Et, j’avais invité les uns et les autres à prendre position pour éteindre l’incendie dans l’oeuf: «Maintenant que le masque est tombé, l’attitude de chacun déterminera sa position sur l’échiquier de la construction démocratique en Guinée. Il faudrait absolument identifier et traduire en justice celui qui a donné cet ordre [de stopper la délégation de l’UFDG], quel qu’il soit, comme un fauteur de troubles. Le premier ministre et les membres de son gouvernement qui n’obtiendrait pas ce résultat et ne démissionnerait pas, cautionnerait cet acte extrêmement préjudiciable à la paix sociale. Les officiers supérieurs au sein du CNDD qui ne se démarqueront pas de ces pratiques en mettant à la disposition de la justice l’auteur de cet ordre auront cautionné une action de nature à provoquer des troubles aux conséquences imprévisibles. Le parti politique, l’association socioprofessionnelle, l’organisation sociale, la confession religieuse, …, qui ne condamnera pas publiquement cet acte, cautionnerait un comportment de nature à semer le désordre sur le territoire guinéen».

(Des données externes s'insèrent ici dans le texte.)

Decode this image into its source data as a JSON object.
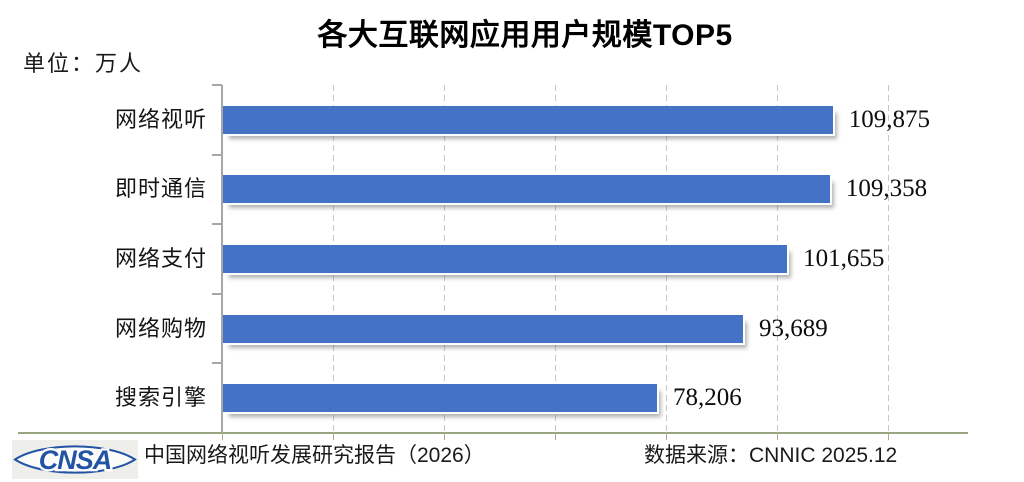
{
  "title": "各大互联网应用用户规模TOP5",
  "unit_label": "单位：万人",
  "chart_data": {
    "type": "bar",
    "orientation": "horizontal",
    "title": "各大互联网应用用户规模TOP5",
    "unit": "万人",
    "categories": [
      "网络视听",
      "即时通信",
      "网络支付",
      "网络购物",
      "搜索引擎"
    ],
    "values": [
      109875,
      109358,
      101655,
      93689,
      78206
    ],
    "value_labels": [
      "109,875",
      "109,358",
      "101,655",
      "93,689",
      "78,206"
    ],
    "xlim": [
      0,
      120000
    ],
    "grid_interval": 20000,
    "grid_style": "vertical-dashed",
    "x_tick_labels": "none",
    "value_label_position": "right-of-bar",
    "bar_color": "#4472c4",
    "legend": null
  },
  "footer": {
    "logo_text": "CNSA",
    "report_source": "中国网络视听发展研究报告（2026）",
    "data_source": "数据来源：CNNIC 2025.12"
  },
  "colors": {
    "bar": "#4472c4",
    "logo_blue": "#2353a4",
    "x_axis_line": "#9aa67f",
    "axis_gray": "#a6a6a6",
    "gridline": "#c7c7c7",
    "title_text": "#000000",
    "body_text": "#1a1a1a"
  }
}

À l’époque, on avait dû croire que je délirais; et, personne n’avait bougé, excepté la RADDHO et l’ambassade des USA à Conakry, qui avaient fait chacun un comuniqué condamnant l’act comme étant une dangereuse dérive. Les autres, ont attendu que trop tard ait joué son rôle pour faire le medecin après la mort. En effet, aucun ministre n’avait jugé nécessaire de démissionner, aucun parti politique (sauf l’UFDG dans un communiqué laconique, ne se référent à aucune loi), aucune association, aucune confession religieuse, … n’avait dénoncé le fait. Et, aucune manifestation de ressortissants guinéens à Paris, Londres, Washington, … n’avait été enregistré pour dénoncer cette violation de droits inaliénables. Au contraire, on avait entendu dans certains milieux que «c’était bien fait pour le mioche de l’UFDG: ç’aurait été Bah Mamadou, il aurait passé outre la mesure»! Ils étaient loin de se douter de la détermination de ceux qui tirent les ficelles derrière Dadis.

                                                                           Le 26 Novembre 2009.